Ayakkabı uyuyorsa, sakla - SheBiliyor

instagram viewer

Birkaç yıl önce kızlarımın odasında yere veda ettim ve 21 yaşına gelene kadar orayı bir daha görmeyi beklemiyorum. Nadiren arkadaşları gelir ve bu da ayda en az iki veya üç kez salonun sonundaki ara bölgede bir tür düzen olduğu anlamına gelir. Ama uzun ömürlü değil. Şirket ayrıldıktan on dakika sonra yatak odalarında bir giysi bombası patlar. Akıllara durgunluk veriyor.

Burada ne oldu? Görünüşe göre Şerefiye senin odanda patlamış."

"Onlar benim kıyafetlerim değil. Onlar Nicole'ün."

“Onlar benim değil. Onlar John Daniel'in."

Daha yakından bakıyorum ve kıyafetlerimi keşfediyorum. "Bu oda nedir - Bermuda Üçgeni giyim mi?" Neden her şey, koridorun sonunda bir çeşit kıyafet mıknatısı varmış gibi kızların odasında bitiyor? Bulaşık bezine ihtiyacım olursa mutfağa bakmam. Kızlar tuvaletindeki dağ gibi kıyafetlere bakıyorum.

"Anne, yeni kıyafetlere ihtiyacımız var."

"Ne için? Abajurdan sarkan kıyafetlerin var ve ben yeri bile göremiyorum.

“Ha, ha, anne. Bunlar eski kıyafetlerimiz. Onlar çok küçük."

"Öyleyse onları toparlaman gerekiyor ki ben de onlara iletebileyim."

click fraud protection

"Ama yeni giysiler alana kadar bunu yapamayız, yoksa giyecek hiçbir şeyimiz kalmaz."

"Giyecek bir şey yok." Bu ifadenin ne anlama geleceği ve bundan sonra ne kadar mükemmel bir şekilde uyan kıyafetleri olursa olsun onu ne sıklıkla kullanacakları hakkında hiçbir fikirleri yok.

Bu yüzden mağazaya gidiyoruz. "Nasıl görünüyor anne?"

"O uyuyor. Üç ay sonra seni tekrar alışverişe götürmemek için daha büyük bir şey alamaz mısın? Onlara küçükken yaptığım gibi çok büyük şeyler almama izin vermiyorlar. Ve kesinlikle bulduklarında uyan bir şeyden on tane satın almayacaklar. Bunu hala ışık hızında büyüyen... çocuklarla yapabilirim.

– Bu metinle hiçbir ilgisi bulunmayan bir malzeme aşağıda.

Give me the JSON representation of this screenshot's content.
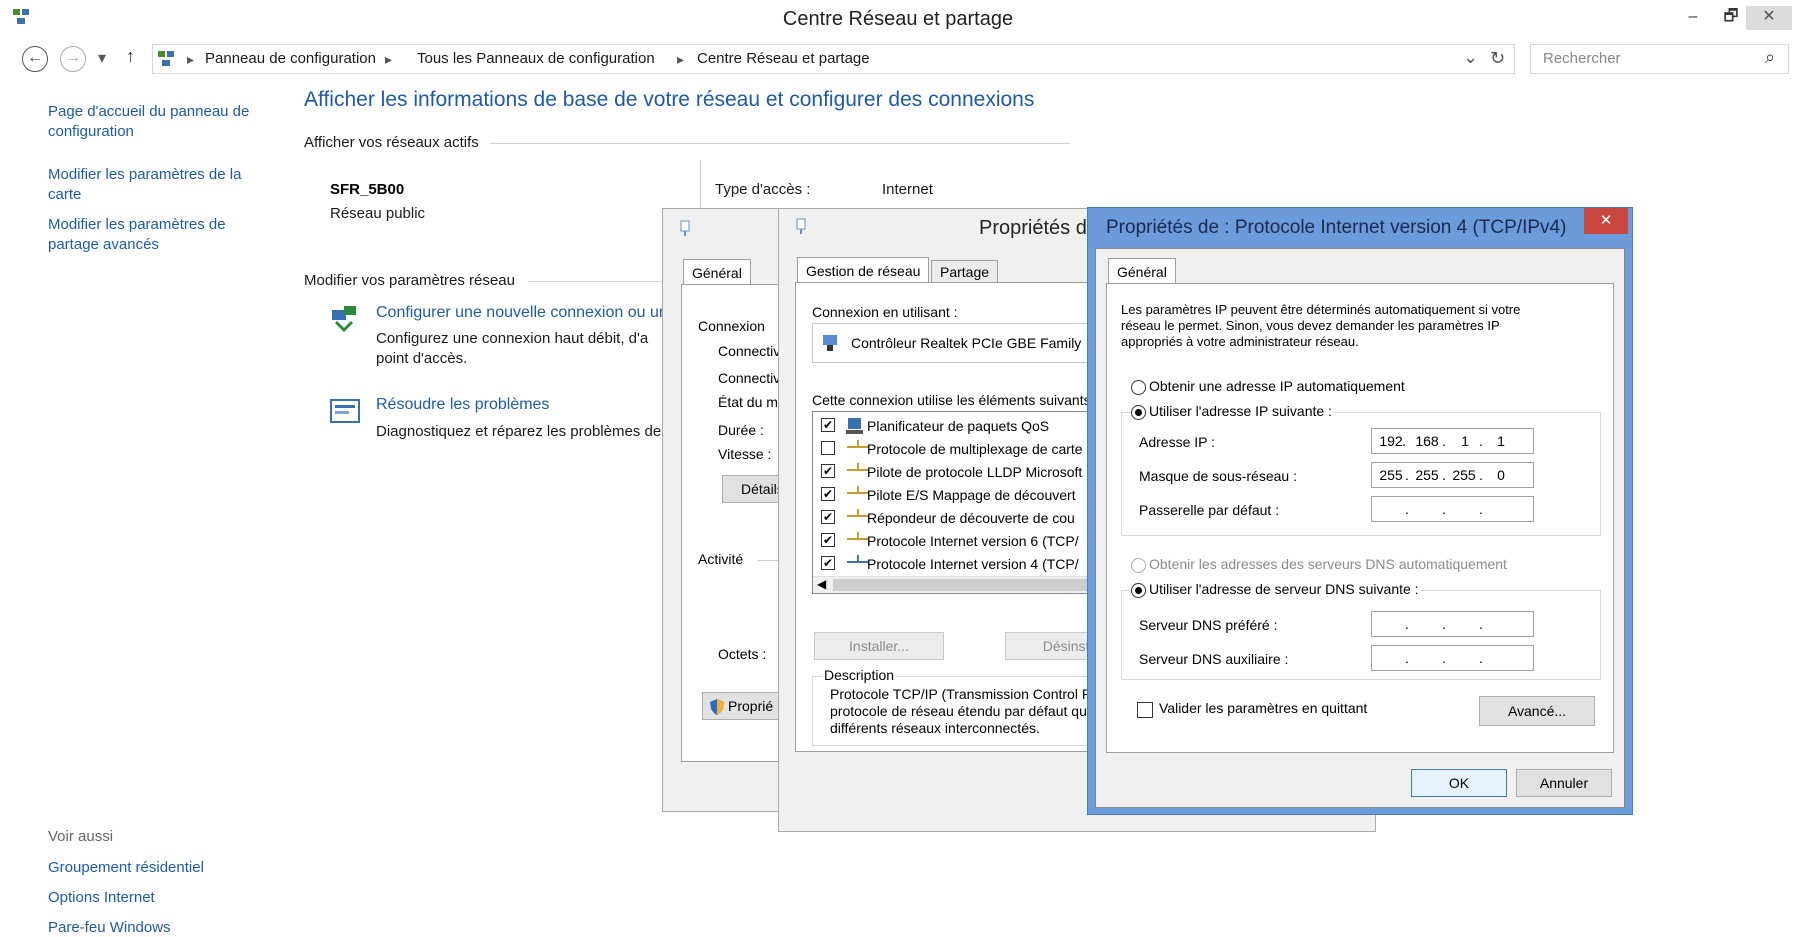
{
  "window": {
    "title": "Centre Réseau et partage",
    "minimize": "–",
    "maximize": "🗗",
    "close": "✕"
  },
  "nav": {
    "back": "←",
    "forward": "→",
    "dropdown": "▾",
    "up": "↑",
    "breadcrumb": [
      "Panneau de configuration",
      "Tous les Panneaux de configuration",
      "Centre Réseau et partage"
    ],
    "sep": "▸",
    "refresh": "↻",
    "history": "⌄",
    "search_placeholder": "Rechercher",
    "search_icon": "⌕"
  },
  "sidebar": {
    "links": [
      "Page d'accueil du panneau de",
      "configuration",
      "Modifier les paramètres de la",
      "carte",
      "Modifier les paramètres de",
      "partage avancés"
    ],
    "see_also": "Voir aussi",
    "see_also_links": [
      "Groupement résidentiel",
      "Options Internet",
      "Pare-feu Windows"
    ]
  },
  "main": {
    "heading": "Afficher les informations de base de votre réseau et configurer des connexions",
    "active_networks": "Afficher vos réseaux actifs",
    "network_name": "SFR_5B00",
    "network_type": "Réseau public",
    "access_type_label": "Type d'accès :",
    "access_type_value": "Internet",
    "change_settings": "Modifier vos paramètres réseau",
    "setup_link": "Configurer une nouvelle connexion ou ur",
    "setup_desc1": "Configurez une connexion haut débit, d'a",
    "setup_desc2": "point d'accès.",
    "troubleshoot_link": "Résoudre les problèmes",
    "troubleshoot_desc": "Diagnostiquez et réparez les problèmes de"
  },
  "status_dialog": {
    "tab": "Général",
    "connexion": "Connexion",
    "rows": [
      "Connectiv",
      "Connectiv",
      "État du m",
      "Durée :",
      "Vitesse :"
    ],
    "details": "Détails",
    "activite": "Activité",
    "octets": "Octets :",
    "properties": "Proprié"
  },
  "props_dialog": {
    "title": "Propriétés de",
    "tabs": [
      "Gestion de réseau",
      "Partage"
    ],
    "connect_using": "Connexion en utilisant :",
    "adapter": "Contrôleur Realtek PCIe GBE Family",
    "uses": "Cette connexion utilise les éléments suivants",
    "items": [
      {
        "checked": true,
        "label": "Planificateur de paquets QoS"
      },
      {
        "checked": false,
        "label": "Protocole de multiplexage de carte"
      },
      {
        "checked": true,
        "label": "Pilote de protocole LLDP Microsoft"
      },
      {
        "checked": true,
        "label": "Pilote E/S Mappage de découvert"
      },
      {
        "checked": true,
        "label": "Répondeur de découverte de cou"
      },
      {
        "checked": true,
        "label": "Protocole Internet version 6 (TCP/"
      },
      {
        "checked": true,
        "label": "Protocole Internet version 4 (TCP/"
      }
    ],
    "install": "Installer...",
    "uninstall": "Désinsta",
    "description_label": "Description",
    "description": [
      "Protocole TCP/IP (Transmission Control P",
      "protocole de réseau étendu par défaut qu",
      "différents réseaux interconnectés."
    ]
  },
  "ipv4_dialog": {
    "title": "Propriétés de : Protocole Internet version 4 (TCP/IPv4)",
    "close": "✕",
    "tab": "Général",
    "intro": [
      "Les paramètres IP peuvent être déterminés automatiquement si votre",
      "réseau le permet. Sinon, vous devez demander les paramètres IP",
      "appropriés à votre administrateur réseau."
    ],
    "auto_ip": "Obtenir une adresse IP automatiquement",
    "manual_ip": "Utiliser l'adresse IP suivante :",
    "ip_label": "Adresse IP :",
    "ip_value": [
      "192",
      "168",
      "1",
      "1"
    ],
    "mask_label": "Masque de sous-réseau :",
    "mask_value": [
      "255",
      "255",
      "255",
      "0"
    ],
    "gateway_label": "Passerelle par défaut :",
    "auto_dns": "Obtenir les adresses des serveurs DNS automatiquement",
    "manual_dns": "Utiliser l'adresse de serveur DNS suivante :",
    "dns1_label": "Serveur DNS préféré :",
    "dns2_label": "Serveur DNS auxiliaire :",
    "validate": "Valider les paramètres en quittant",
    "advanced": "Avancé...",
    "ok": "OK",
    "cancel": "Annuler",
    "dot": "."
  }
}
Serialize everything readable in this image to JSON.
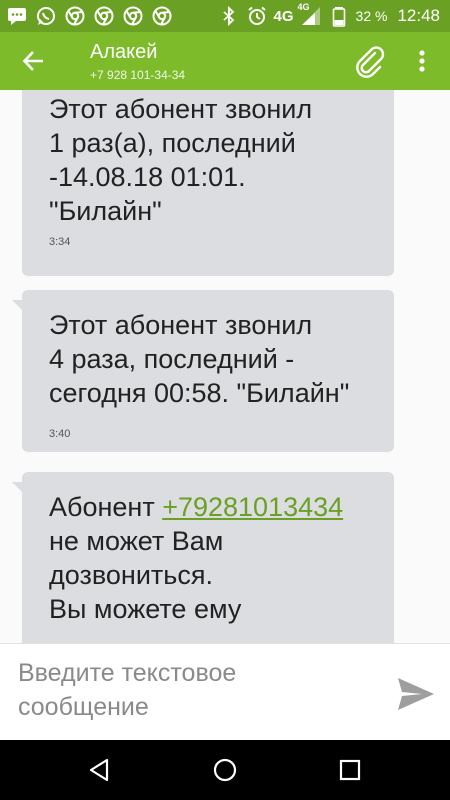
{
  "status_bar": {
    "notification_icons": [
      "message-icon",
      "whatsapp-icon",
      "chrome-icon",
      "chrome-icon",
      "chrome-icon",
      "chrome-icon"
    ],
    "network": "4G",
    "network_sup": "4G",
    "battery_percent": "32 %",
    "time": "12:48",
    "colors": {
      "background": "#6aa023"
    }
  },
  "app_bar": {
    "contact_name": "Алакей",
    "contact_number": "+7 928 101-34-34",
    "colors": {
      "background": "#7dbb2a"
    }
  },
  "messages": [
    {
      "lines": [
        "Этот абонент звонил",
        "1  раз(а), последний",
        "-14.08.18 01:01.",
        "\"Билайн\""
      ],
      "time": "3:34"
    },
    {
      "lines": [
        "Этот абонент звонил",
        "4 раза, последний -",
        "сегодня 00:58. \"Билайн\""
      ],
      "time": "3:40"
    },
    {
      "line1_prefix": "Абонент ",
      "phone_link": "+79281013434",
      "lines": [
        "не может Вам",
        "дозвониться.",
        "Вы можете ему"
      ]
    }
  ],
  "compose": {
    "placeholder": "Введите текстовое сообщение",
    "value": ""
  }
}
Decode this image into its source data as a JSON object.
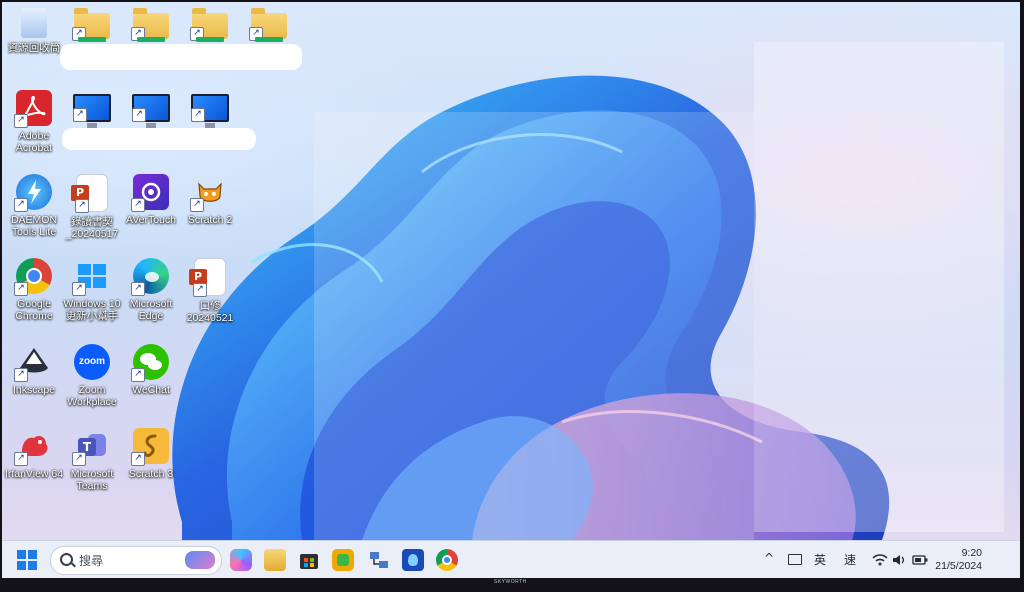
{
  "desktop": {
    "row1": [
      {
        "label": "資源回收筒",
        "icon": "recycle-bin-icon"
      },
      {
        "label": "",
        "icon": "folder-icon"
      },
      {
        "label": "",
        "icon": "folder-icon"
      },
      {
        "label": "",
        "icon": "folder-icon"
      },
      {
        "label": "",
        "icon": "folder-icon"
      }
    ],
    "row2": [
      {
        "label": "Adobe Acrobat",
        "icon": "adobe-acrobat-icon"
      },
      {
        "label": "",
        "icon": "monitor-icon"
      },
      {
        "label": "",
        "icon": "monitor-icon"
      },
      {
        "label": "",
        "icon": "monitor-icon"
      }
    ],
    "row3": [
      {
        "label": "DAEMON Tools Lite",
        "icon": "daemon-tools-icon"
      },
      {
        "label": "錄讀書契 _20240517",
        "icon": "powerpoint-file-icon"
      },
      {
        "label": "AVerTouch",
        "icon": "avertouch-icon"
      },
      {
        "label": "Scratch 2",
        "icon": "scratch-cat-icon"
      }
    ],
    "row4": [
      {
        "label": "Google Chrome",
        "icon": "chrome-icon"
      },
      {
        "label": "Windows 10 更新小幫手",
        "icon": "windows-update-icon"
      },
      {
        "label": "Microsoft Edge",
        "icon": "edge-icon"
      },
      {
        "label": "口修 20240521",
        "icon": "powerpoint-file-icon"
      }
    ],
    "row5": [
      {
        "label": "Inkscape",
        "icon": "inkscape-icon"
      },
      {
        "label": "Zoom Workplace",
        "icon": "zoom-icon"
      },
      {
        "label": "WeChat",
        "icon": "wechat-icon"
      }
    ],
    "row6": [
      {
        "label": "IrfanView 64",
        "icon": "irfanview-icon"
      },
      {
        "label": "Microsoft Teams",
        "icon": "teams-icon"
      },
      {
        "label": "Scratch 3",
        "icon": "scratch3-icon"
      }
    ]
  },
  "taskbar": {
    "search_placeholder": "搜尋",
    "tray": {
      "lang1": "英",
      "lang2": "速",
      "time": "9:20",
      "date": "21/5/2024"
    }
  },
  "monitor_brand": "SKYWORTH",
  "colors": {
    "accent": "#1f5fe0",
    "taskbar_bg": "#e9eef7"
  }
}
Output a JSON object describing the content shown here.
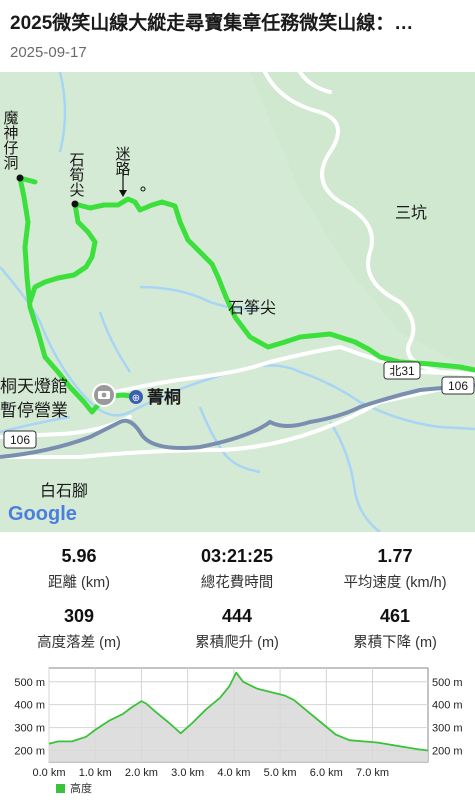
{
  "header": {
    "title": "2025微笑山線大縱走尋寶集章任務微笑山線：…",
    "date": "2025-09-17"
  },
  "map": {
    "labels": {
      "moshen_cave": "魔神仔洞",
      "shixun_jian": "石筍尖",
      "milu": "迷路",
      "sankeng": "三坑",
      "shizheng_jian": "石筝尖",
      "jingtong": "菁桐",
      "tiandeng": "桐天燈館",
      "paused": "暫停營業",
      "baishijiao": "白石腳",
      "road_106_right": "106",
      "road_106_left": "106",
      "road_north31": "北31",
      "rail_symbol": "⊕"
    },
    "google_logo": "Google",
    "colors": {
      "track": "#3ce03c",
      "water": "#a8d4f5",
      "road": "#ffffff",
      "rail": "#7a8fb0",
      "land": "#d9ecd9"
    }
  },
  "stats": [
    {
      "value": "5.96",
      "label": "距離 (km)"
    },
    {
      "value": "03:21:25",
      "label": "總花費時間"
    },
    {
      "value": "1.77",
      "label": "平均速度 (km/h)"
    },
    {
      "value": "309",
      "label": "高度落差 (m)"
    },
    {
      "value": "444",
      "label": "累積爬升 (m)"
    },
    {
      "value": "461",
      "label": "累積下降 (m)"
    }
  ],
  "chart_data": {
    "type": "area",
    "title": "",
    "xlabel": "",
    "ylabel": "",
    "x_ticks": [
      "0.0 km",
      "1.0 km",
      "2.0 km",
      "3.0 km",
      "4.0 km",
      "5.0 km",
      "6.0 km",
      "7.0 km"
    ],
    "y_ticks": [
      "200 m",
      "300 m",
      "400 m",
      "500 m"
    ],
    "xlim": [
      0,
      8.2
    ],
    "ylim": [
      150,
      560
    ],
    "series": [
      {
        "name": "高度",
        "color": "#3ac23a",
        "x": [
          0.0,
          0.2,
          0.5,
          0.8,
          1.0,
          1.3,
          1.6,
          1.8,
          2.0,
          2.1,
          2.3,
          2.6,
          2.85,
          3.1,
          3.4,
          3.7,
          3.9,
          4.05,
          4.2,
          4.5,
          4.8,
          5.1,
          5.3,
          5.6,
          5.9,
          6.2,
          6.5,
          6.8,
          7.1,
          7.4,
          7.7,
          8.0,
          8.2
        ],
        "values": [
          230,
          240,
          240,
          260,
          290,
          330,
          360,
          390,
          415,
          405,
          370,
          320,
          275,
          320,
          380,
          430,
          480,
          540,
          500,
          470,
          455,
          440,
          420,
          370,
          320,
          270,
          245,
          240,
          235,
          225,
          215,
          205,
          200
        ]
      }
    ],
    "grid": true,
    "legend": "bottom-left"
  }
}
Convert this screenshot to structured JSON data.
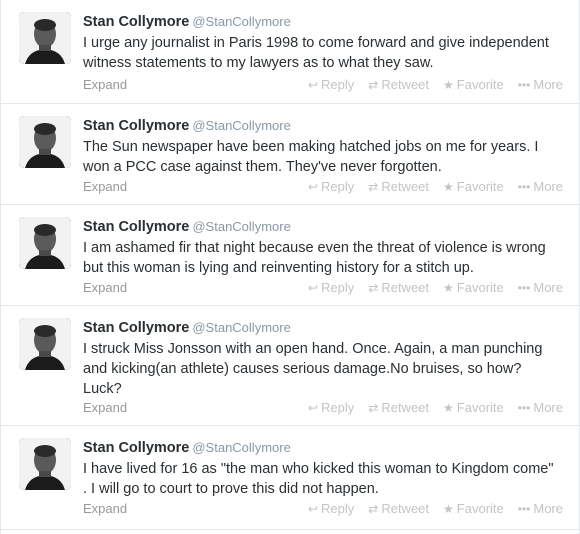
{
  "tweets": [
    {
      "fullname": "Stan Collymore",
      "username": "@StanCollymore",
      "text": "I urge any journalist in Paris 1998 to come forward and give independent witness statements to my lawyers as to what they saw.",
      "expand": "Expand"
    },
    {
      "fullname": "Stan Collymore",
      "username": "@StanCollymore",
      "text": "The Sun newspaper have been making hatched jobs on me for years. I won a PCC case against them. They've never forgotten.",
      "expand": "Expand"
    },
    {
      "fullname": "Stan Collymore",
      "username": "@StanCollymore",
      "text": "I am ashamed fir that night because even the threat of violence is wrong but this woman is lying and reinventing history for a stitch up.",
      "expand": "Expand"
    },
    {
      "fullname": "Stan Collymore",
      "username": "@StanCollymore",
      "text": "I struck Miss Jonsson with an open hand. Once. Again, a man punching and kicking(an athlete) causes serious damage.No bruises, so how? Luck?",
      "expand": "Expand"
    },
    {
      "fullname": "Stan Collymore",
      "username": "@StanCollymore",
      "text": "I have lived for 16 as \"the man who kicked this woman to Kingdom come\" . I will go to court to prove this did not happen.",
      "expand": "Expand"
    }
  ],
  "actions": {
    "reply": "Reply",
    "retweet": "Retweet",
    "favorite": "Favorite",
    "more": "More"
  },
  "icons": {
    "reply": "reply-icon",
    "retweet": "retweet-icon",
    "favorite": "star-icon",
    "more": "ellipsis-icon"
  },
  "colors": {
    "name": "#292f33",
    "username": "#8899a6",
    "muted": "#999999",
    "action": "#c4c4c4"
  }
}
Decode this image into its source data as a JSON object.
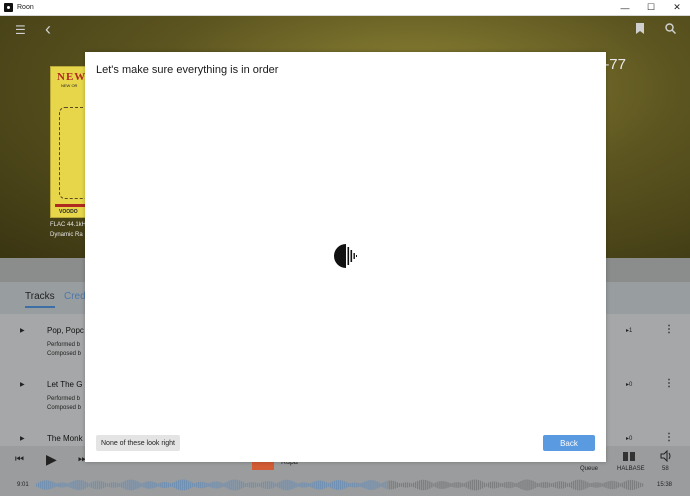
{
  "window": {
    "title": "Roon",
    "minimize_glyph": "—",
    "maximize_glyph": "☐",
    "close_glyph": "✕"
  },
  "header": {
    "menu_icon": "☰",
    "back_icon": "‹",
    "bookmark_icon": "bookmark-icon",
    "search_icon": "search-icon"
  },
  "album": {
    "cover_title": "NEW",
    "cover_subtitle": "NEW OR",
    "cover_footer": "VOODO",
    "format": "FLAC 44.1kH",
    "dynamic_range": "Dynamic Ra",
    "year_fragment": "-77"
  },
  "tabs": [
    {
      "label": "Tracks",
      "active": true
    },
    {
      "label": "Cred",
      "active": false
    }
  ],
  "tracks": [
    {
      "play_icon": "▶",
      "title": "Pop, Popc",
      "performed": "Performed b",
      "composed": "Composed b",
      "count": "▸1",
      "more": "⋮"
    },
    {
      "play_icon": "▶",
      "title": "Let The G",
      "performed": "Performed b",
      "composed": "Composed b",
      "count": "▸0",
      "more": "⋮"
    },
    {
      "play_icon": "▶",
      "title": "The Monk",
      "count": "▸0",
      "more": "⋮"
    }
  ],
  "player": {
    "prev_icon": "⏮",
    "play_icon": "▶",
    "next_icon": "⏭",
    "now_playing": "Rupa",
    "queue_label": "Queue",
    "zone_label": "HALBASE",
    "volume": "58",
    "elapsed": "9:01",
    "total": "15:38",
    "progress_fraction": 0.58
  },
  "modal": {
    "title": "Let's make sure everything is in order",
    "none_button": "None of these look right",
    "back_button": "Back",
    "accent_color": "#5a9ae0"
  }
}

Bazen hayattaki tek amacımın çocukları beslemek ve sonra onlara daha fazla kıyafet almak olduğunu düşünüyorum çünkü onlar yeni aldığımdan daha büyük olmaya devam ediyorlar.

Araların sorunu bu. Çok hızlı büyüyorlar. Ve şimdi neredeyse benim kadar uzunlar. Neredeyse aynı numara ayakkabı giyiyorlar. Yazı duvarın üzerinde. Şimdi botlarımı, deri ceketimi, onlara hitap edebilecek birkaç ayakkabımı ve kıyafetimi bir kenara koymanın zamanı geldi.

Giysilerim ve ayakkabılarım yok olma eşiğinde. Onları kurtarmak zorundayım. Ayakkabı uyuyorsa, saklayın.